JESSE FRANKLIN AND ROSA COOKSEY
From 'Fanning the Embers', published 1971, Range Rider Reps, Miles City, Montana
By Muriel Cooksey
Jesse was born into a family of four, Mar. 20, 1873, in Stronghurst, Ill. His wife, the former Rosa Daisy Scrivens, was born Feb. 26, 1883, in Lander, Wyo., moving to Nebraska as a child. Jesse ran a butcher shop in Beaver Crossing, Neb., and also bought and sold cattle. Rosa worked in a millinery shop in Omaha before her marriage. They were married in Nebraska in 1906, and came to Montana in 1918.
They bought the Ed Miller ranch including livestock with brands Bar HF for horses and Bar Heart T for cows, which brands are now used by his son, Jerome. This ranch was west of the head of Pumpkin Creek in Powder River County in the Selway community. He also operated a store at the ranch hauling goods from Miles City. They lived there several months, coming to Miles City in the fall of 1918, where they maintained a home while still hauling goods to the store.
He owned a monument business in Miles City on Tenth Street behind where Crouse's Gun Shop used to be across from the library. He set many stones in the cemetery.
They then ranched in the Pine Hills on the Wolf Creek Road, 18 miles east of Miles City from 1924 to about 1935. They raised remount horses for the U. S. Cavalry and cattle.
They had the following children; Arch married Ruth Fear of Ashland and managed the Yellowstone Lumber Company in Jordan from 1926 to 1936; Claude, who rode bucking horses for the 101 Show for three years, was a barber by trade and was married to Selma Venable, daughter of J. M. Venable, old-timer in the area; Mrs. Mary Danver, of El Paso, Tex.; Mrs. Ada Alvarez of Los Angeles, Calif.; Jerome F. married Muriel Dahlin, daughter of the late Mr. and Mrs. John H. Dahlin who came to Miles City about 1916; Frank J. married Mildred Chesworth, whose parents Mr. and Mrs. Robert Chesworth were old-timers in this area, and Cecil G. married and lives in Los Angeles, Calif. Claude passed away in 1937 and Arch in 1969. There are 16 grandchildren and several great-grandchildren.
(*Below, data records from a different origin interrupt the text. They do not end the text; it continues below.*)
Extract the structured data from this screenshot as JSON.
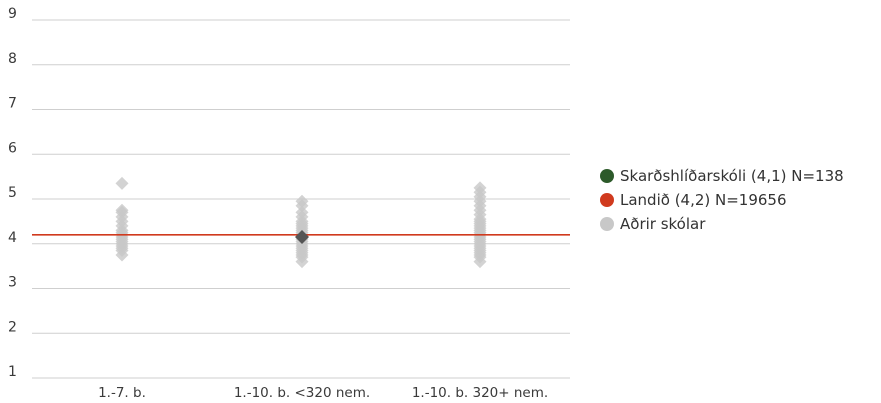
{
  "chart_data": {
    "type": "scatter",
    "ylim": [
      1,
      9
    ],
    "yticks": [
      1,
      2,
      3,
      4,
      5,
      6,
      7,
      8,
      9
    ],
    "categories": [
      "1.-7. b.",
      "1.-10. b. <320 nem.",
      "1.-10. b. 320+ nem."
    ],
    "reference_line": {
      "name": "Landið (4,2) N=19656",
      "value": 4.2,
      "color": "#d03a1e"
    },
    "series": [
      {
        "name": "Aðrir skólar",
        "color": "#c8c8c8",
        "points": [
          {
            "category": "1.-7. b.",
            "values": [
              5.35,
              4.75,
              4.7,
              4.6,
              4.5,
              4.4,
              4.3,
              4.25,
              4.2,
              4.15,
              4.1,
              4.05,
              4.0,
              3.95,
              3.9,
              3.85,
              3.75
            ]
          },
          {
            "category": "1.-10. b. <320 nem.",
            "values": [
              4.95,
              4.85,
              4.7,
              4.6,
              4.5,
              4.45,
              4.4,
              4.35,
              4.3,
              4.25,
              4.2,
              4.1,
              4.05,
              4.0,
              3.95,
              3.9,
              3.85,
              3.8,
              3.75,
              3.7,
              3.6
            ]
          },
          {
            "category": "1.-10. b. 320+ nem.",
            "values": [
              5.25,
              5.15,
              5.05,
              4.95,
              4.85,
              4.75,
              4.65,
              4.55,
              4.5,
              4.45,
              4.4,
              4.35,
              4.3,
              4.25,
              4.2,
              4.15,
              4.1,
              4.05,
              4.0,
              3.95,
              3.9,
              3.85,
              3.8,
              3.75,
              3.7,
              3.6
            ]
          }
        ]
      },
      {
        "name": "Skarðshlíðarskóli (4,1) N=138",
        "color": "#2d5a2a",
        "marker_color": "#555555",
        "points": [
          {
            "category": "1.-10. b. <320 nem.",
            "values": [
              4.15
            ]
          }
        ]
      }
    ],
    "legend": {
      "placement": "right",
      "items": [
        {
          "label": "Skarðshlíðarskóli (4,1) N=138",
          "color": "#2d5a2a"
        },
        {
          "label": "Landið (4,2) N=19656",
          "color": "#d03a1e"
        },
        {
          "label": "Aðrir skólar",
          "color": "#c8c8c8"
        }
      ]
    },
    "grid": true
  }
}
His sister, Mrs. Alvin (Mamie) McMillian and her husband, both deceased, homesteaded on Pumpkin Creek. Grandmother Rosella Scrivens in her later years made her home with the Cookseys until her death in 1928, she is buried in the Custer County Cemetery.
Jesse Cooksey sold his ranch in the Pine Hills and came to Miles City to live again. In 1937 they went south to Texas and Arizona ending up in Vancouver, Wash., where they resided for 12 years. There Mrs. Cooksey passed away in 1953 and Mr. Cooksey in 1956.
Both are buried in the Park Hill Cemetery in Vancouver.